This is why I believe in a "living and breathing" Constitution that must change with the times, and stay relevant in a totally different society than it was intended for. Clearly Hillary Clinton should remain as Sec. of State. We can't be in the business of trying to apply hyper-technical rules that don't matter in any real sense. Hillary is losing millions of dollars by being in the pubic sector. She is essentially working for free because she loves this country. To disqualify Clinton because she voted for a Federal pay raise would "cutting off our nose to spite our face". Any new President should be given deference in choosing his cabinet so he can have as good a chance as possible to succeed. Were this a case where a nominee had either plotted to increase his future salary or some other purpose that coincided with the purpose of the constitutional prohibitions that would be fine, but in fact in today's world almost all of the high level government people who would be moving from the U.S. Senate to the Executive branch would either already have way more money than is in question or could go earn it easily.
Here's the story-
Secretary of State Hillary Clinton is being challenged because:
Judicial Watch, the public interest group that investigates and prosecutes government corruption, announced today that it has filed a lawsuit against newly sworn-in Secretary of State Hillary Rodham Clinton on behalf of U.S. Foreign Service Officer and State Department employee David C. Rodearmel, (Rodearmel v.

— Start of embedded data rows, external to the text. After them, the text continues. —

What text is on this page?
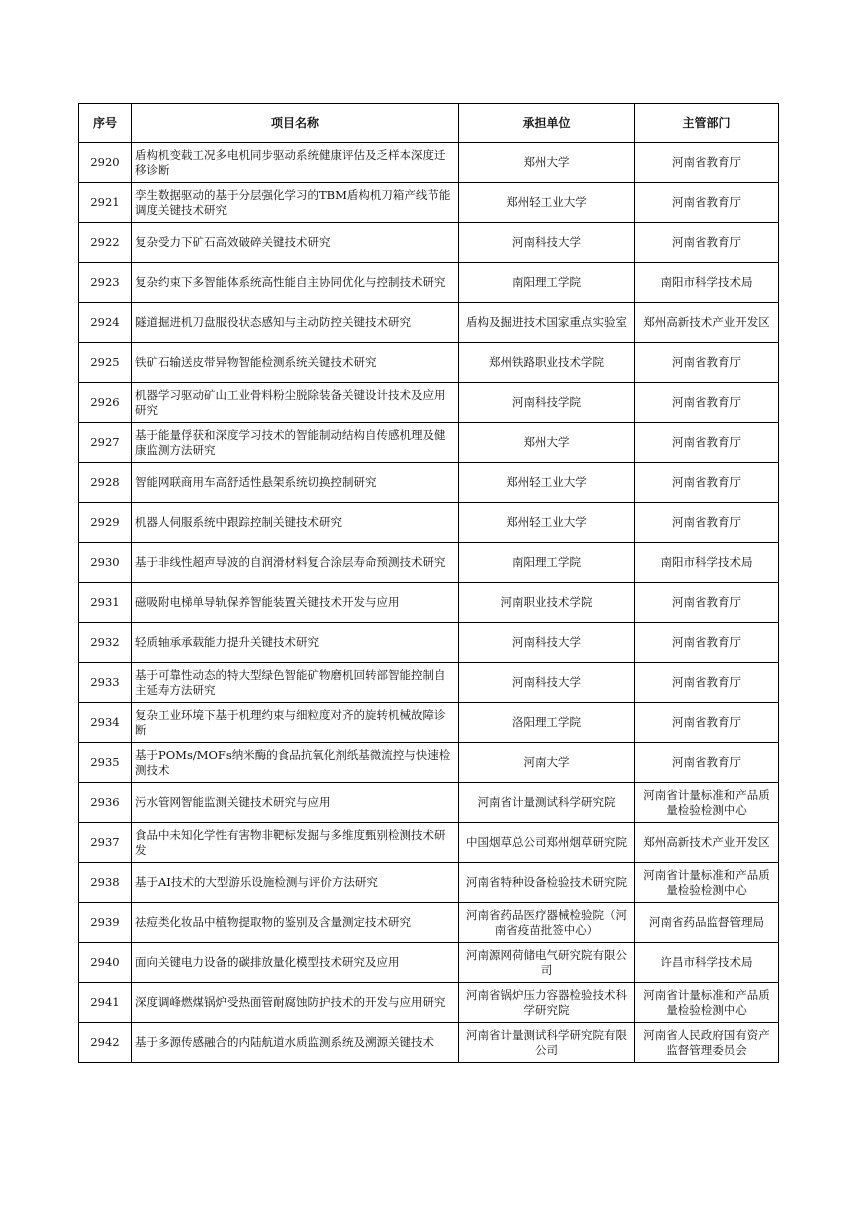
序号	项目名称	承担单位	主管部门
2920	盾构机变载工况多电机同步驱动系统健康评估及乏样本深度迁移诊断	郑州大学	河南省教育厅
2921	孪生数据驱动的基于分层强化学习的TBM盾构机刀箱产线节能调度关键技术研究	郑州轻工业大学	河南省教育厅
2922	复杂受力下矿石高效破碎关键技术研究	河南科技大学	河南省教育厅
2923	复杂约束下多智能体系统高性能自主协同优化与控制技术研究	南阳理工学院	南阳市科学技术局
2924	隧道掘进机刀盘服役状态感知与主动防控关键技术研究	盾构及掘进技术国家重点实验室	郑州高新技术产业开发区
2925	铁矿石输送皮带异物智能检测系统关键技术研究	郑州铁路职业技术学院	河南省教育厅
2926	机器学习驱动矿山工业骨料粉尘脱除装备关键设计技术及应用研究	河南科技学院	河南省教育厅
2927	基于能量俘获和深度学习技术的智能制动结构自传感机理及健康监测方法研究	郑州大学	河南省教育厅
2928	智能网联商用车高舒适性悬架系统切换控制研究	郑州轻工业大学	河南省教育厅
2929	机器人伺服系统中跟踪控制关键技术研究	郑州轻工业大学	河南省教育厅
2930	基于非线性超声导波的自润滑材料复合涂层寿命预测技术研究	南阳理工学院	南阳市科学技术局
2931	磁吸附电梯单导轨保养智能装置关键技术开发与应用	河南职业技术学院	河南省教育厅
2932	轻质轴承承载能力提升关键技术研究	河南科技大学	河南省教育厅
2933	基于可靠性动态的特大型绿色智能矿物磨机回转部智能控制自主延寿方法研究	河南科技大学	河南省教育厅
2934	复杂工业环境下基于机理约束与细粒度对齐的旋转机械故障诊断	洛阳理工学院	河南省教育厅
2935	基于POMs/MOFs纳米酶的食品抗氧化剂纸基微流控与快速检测技术	河南大学	河南省教育厅
2936	污水管网智能监测关键技术研究与应用	河南省计量测试科学研究院	河南省计量标准和产品质量检验检测中心
2937	食品中未知化学性有害物非靶标发掘与多维度甄别检测技术研发	中国烟草总公司郑州烟草研究院	郑州高新技术产业开发区
2938	基于AI技术的大型游乐设施检测与评价方法研究	河南省特种设备检验技术研究院	河南省计量标准和产品质量检验检测中心
2939	祛痘类化妆品中植物提取物的鉴别及含量测定技术研究	河南省药品医疗器械检验院（河南省疫苗批签中心）	河南省药品监督管理局
2940	面向关键电力设备的碳排放量化模型技术研究及应用	河南源网荷储电气研究院有限公司	许昌市科学技术局
2941	深度调峰燃煤锅炉受热面管耐腐蚀防护技术的开发与应用研究	河南省锅炉压力容器检验技术科学研究院	河南省计量标准和产品质量检验检测中心
2942	基于多源传感融合的内陆航道水质监测系统及溯源关键技术	河南省计量测试科学研究院有限公司	河南省人民政府国有资产监督管理委员会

Clinton, et al., (D. District of Columbia)). The lawsuit maintains that Mrs. Clinton is constitutionally ineligible to serve as Secretary of State and that Mr. Rodearmel cannot be forced to serve under the former U.S. Senator, as it would violate the oath he took as a Foreign Service Officer in 1991 to "support and defend" and "bear true faith and allegiance" to the Constitution of the United States.
Under the "Emoluments" or "Ineligibility" clause of the U.S. Constitution, no member of Congress can be appointed to a civilian position within the U.S. government if the "emoluments" of the position, such as the salary or benefits paid to whoever occupies the office, increased during the term for which the Senator or Representative was elected.